Brian: You guys get a lot of clear skies down there in the South Bay?

Rob: Yeah, I mean, that's why they put it on top of a big mountain.

Brian: Because we have the same thing in Oakland, at Chabot Observatory, but it's cloudy every night. So it's almost useless.

Rob: I think the mountain's a bit higher and we're blocked from the fog and things like that by the Santa Cruz Mountains, so it's usually more clear.

Brian: Cool, and hopefully I'll be able to take my son down there sometime.

Rob: Yeah, it's amazing.

Brian: Cool.

Rob: Then also another thing work-related is using SVG placeholder images. SVG is kind of like a vector format. You can build images, there's libraries out there that mimic the layout and the shape, general shape, of a much larger JPEG image that you can use while you're lazy loading, your much larger JPEG images.

These things can only be a kilobyte, so it's been fun playing with that and figuring out cool use cases for SVG placeholder images.

Brian: Cool, I'll definitely check that out. Ben, you got some picks for us?

Ben: Yeah. My Pick is, I don't know if you guys have ever opened one of those LaTeX, or TeX PDFs. They always have that distinctive font, Computer Modern. What I didn't know about those was there's actually a whole family of fonts, and one of them is a mono serif font which is a rare find, which I've been using for coding lately.

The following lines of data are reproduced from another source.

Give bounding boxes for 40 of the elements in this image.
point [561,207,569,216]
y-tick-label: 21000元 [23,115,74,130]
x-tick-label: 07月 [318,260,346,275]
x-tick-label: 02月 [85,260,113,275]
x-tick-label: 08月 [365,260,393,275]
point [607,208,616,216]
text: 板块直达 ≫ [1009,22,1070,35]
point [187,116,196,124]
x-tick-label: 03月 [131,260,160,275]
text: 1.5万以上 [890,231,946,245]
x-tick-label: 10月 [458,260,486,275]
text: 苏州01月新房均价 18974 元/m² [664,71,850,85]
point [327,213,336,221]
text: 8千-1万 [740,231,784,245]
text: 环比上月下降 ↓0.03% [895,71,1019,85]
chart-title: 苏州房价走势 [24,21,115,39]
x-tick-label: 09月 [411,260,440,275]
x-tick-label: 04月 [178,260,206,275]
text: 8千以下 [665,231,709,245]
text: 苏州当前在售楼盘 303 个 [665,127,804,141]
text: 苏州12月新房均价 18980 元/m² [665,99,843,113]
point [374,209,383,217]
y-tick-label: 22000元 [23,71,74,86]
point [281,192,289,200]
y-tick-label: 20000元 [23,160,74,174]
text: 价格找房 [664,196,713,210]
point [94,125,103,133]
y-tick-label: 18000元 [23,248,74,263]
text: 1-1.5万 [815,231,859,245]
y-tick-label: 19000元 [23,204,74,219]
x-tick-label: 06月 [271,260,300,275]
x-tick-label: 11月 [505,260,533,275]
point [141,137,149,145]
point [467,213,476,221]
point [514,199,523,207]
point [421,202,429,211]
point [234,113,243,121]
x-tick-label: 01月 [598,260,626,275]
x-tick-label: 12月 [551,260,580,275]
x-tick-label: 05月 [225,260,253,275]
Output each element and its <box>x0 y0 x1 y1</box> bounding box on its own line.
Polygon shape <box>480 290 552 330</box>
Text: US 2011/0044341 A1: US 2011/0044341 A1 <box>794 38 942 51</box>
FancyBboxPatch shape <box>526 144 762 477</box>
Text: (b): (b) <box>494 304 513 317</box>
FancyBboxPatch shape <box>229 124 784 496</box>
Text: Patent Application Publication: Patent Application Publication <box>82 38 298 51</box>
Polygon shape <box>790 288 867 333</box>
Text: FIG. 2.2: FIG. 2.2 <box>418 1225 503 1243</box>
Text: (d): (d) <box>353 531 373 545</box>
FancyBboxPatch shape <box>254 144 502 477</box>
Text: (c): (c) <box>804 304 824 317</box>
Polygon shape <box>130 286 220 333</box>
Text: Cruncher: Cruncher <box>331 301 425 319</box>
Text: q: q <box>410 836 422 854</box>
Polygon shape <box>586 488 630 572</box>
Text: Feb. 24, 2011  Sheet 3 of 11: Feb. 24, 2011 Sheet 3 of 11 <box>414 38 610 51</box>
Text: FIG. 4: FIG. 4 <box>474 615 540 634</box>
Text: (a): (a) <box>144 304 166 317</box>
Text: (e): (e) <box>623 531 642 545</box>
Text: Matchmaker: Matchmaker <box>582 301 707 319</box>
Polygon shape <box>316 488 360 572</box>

I also found out that whole font family, somebody on their site has them all set up for web use. You can download the whole font family with all the formats you need for web fonts. I've been using that lately and the mono font is called Computer Modern Typewriter Text. It's really great if you're in a Debian-based system, you can actually just get it from the repos. But it's pretty fun.

Rob: You can actually even upload those font files to Cloudinary and use them to overlay on top of images.

Brian: Wow. Coming up with the hot tips. All right. More to check out.

My picks, actually, I've got two Picks. One pick is Super Nintendo. My son who's four years old was Mario for Halloween. And the only reason he knows Mario is because of Super Mario Run on iPhone, it's the only game he's exposed to Mario from.

I have a Super Nintendo, so I blew the dust off of it and showed him like the actual Mario. And he had a blast and we played Aladdin and Lion King. Brought a lot of memories back over the weekend, probably going to do that again next weekend.

My other pick is flame graphs, which is it's more of a Go thing. I think I learned it from the Go community, but you can actually do API requests and calls and see exactly or similar what you can do in the Chrome console. But this is more for backend, and we started using it when we were exploring GraphQL.

Our CTO added it to the project. I'd never heard of it and it's actually pretty cool. You can dig deep just like you can do in the Chrome Console between network requests. So that's flame graphs and that's my picks.

Rob, thanks for coming on and talking about Cloudinary for the listeners. They can definitely check out cloudinary.com to check it out, see if it's right for them. And see how it compares to their image handling today. And Ben, thanks again for coming on and sitting with me to talk with Rob.

Ben: Thank you.

Rob: Thanks Brian, thanks Ben.

Brian: And listeners, keep spreading the JAM.